A Quilmes beer commercial running in Argentina does just that. It features a young man waiting for a job interview. He has no work experience, but he does have “street cred”. He speaks Portuguese, French and Japanese by mashing them with Spanish. And he’s a good guy. He looks after his granddad, helps his neighbour. You get the idea.
He lands the job and celebrates with a Quilmes, but has to borrow the cash because his first pay cheque is not due for another month. It has been a hit, because the character’s predicament resonates in a country where youth unemployment is about 20 per cent but aspiration is still high.
“Quilmes has a knack of tapping into what makes an Argentine ‘Argentine’,” says Gustavo Koniszcer, Latin American director of FutureBrands, a consultancy.
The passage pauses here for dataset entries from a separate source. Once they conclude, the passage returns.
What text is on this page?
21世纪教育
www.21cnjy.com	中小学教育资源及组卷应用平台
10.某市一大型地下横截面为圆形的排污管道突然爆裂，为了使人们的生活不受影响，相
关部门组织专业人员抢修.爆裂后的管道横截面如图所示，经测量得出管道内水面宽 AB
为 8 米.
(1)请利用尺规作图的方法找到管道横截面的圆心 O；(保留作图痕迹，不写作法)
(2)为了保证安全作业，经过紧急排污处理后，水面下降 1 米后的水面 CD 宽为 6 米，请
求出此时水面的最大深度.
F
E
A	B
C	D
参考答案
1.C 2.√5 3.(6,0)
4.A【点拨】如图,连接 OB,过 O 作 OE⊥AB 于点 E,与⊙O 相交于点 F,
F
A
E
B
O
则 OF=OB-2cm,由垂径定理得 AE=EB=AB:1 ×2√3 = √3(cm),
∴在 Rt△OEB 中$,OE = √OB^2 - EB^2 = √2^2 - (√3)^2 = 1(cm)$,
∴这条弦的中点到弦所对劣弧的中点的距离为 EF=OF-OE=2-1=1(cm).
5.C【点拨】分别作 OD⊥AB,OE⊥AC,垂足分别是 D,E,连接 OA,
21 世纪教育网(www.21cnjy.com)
The irony is that Quilmes, for the past decade, has been owned by Anheuser-Busch InBev, a Belgium-Brazilian brewer that also owns some of Latin America’s other biggest beer brands, including Skol, Corona and Brahma.
“If Quilmes lost its Argentine-ness, it would be brand suicide. It’s in foreign hands but it has to keep reflecting national attributes”, says Mr Koniszcer.
Brands that do not have much heritage to shout about, yet are fast becoming key influencers in Latin America, are Google and Facebook. What they have in common with the national brands, though, is their cultural relevance. Indeed, without having to adapt to fit Latin American society the likes of Facebook inherently tap into what underpins it.
“Latin Americans like to be together, to talk, to meet with friends — and social media brands play into that”, says Mr Oliveto. Social media brands are set to install themselves much more in Latin America over the next five years, carrying communication providers like Telcel and Telmex along with them.
Their rise will also put pressure on the current stock of billion dollar brands, which will have to align with a new world of hyperconnectivity to maintain their status.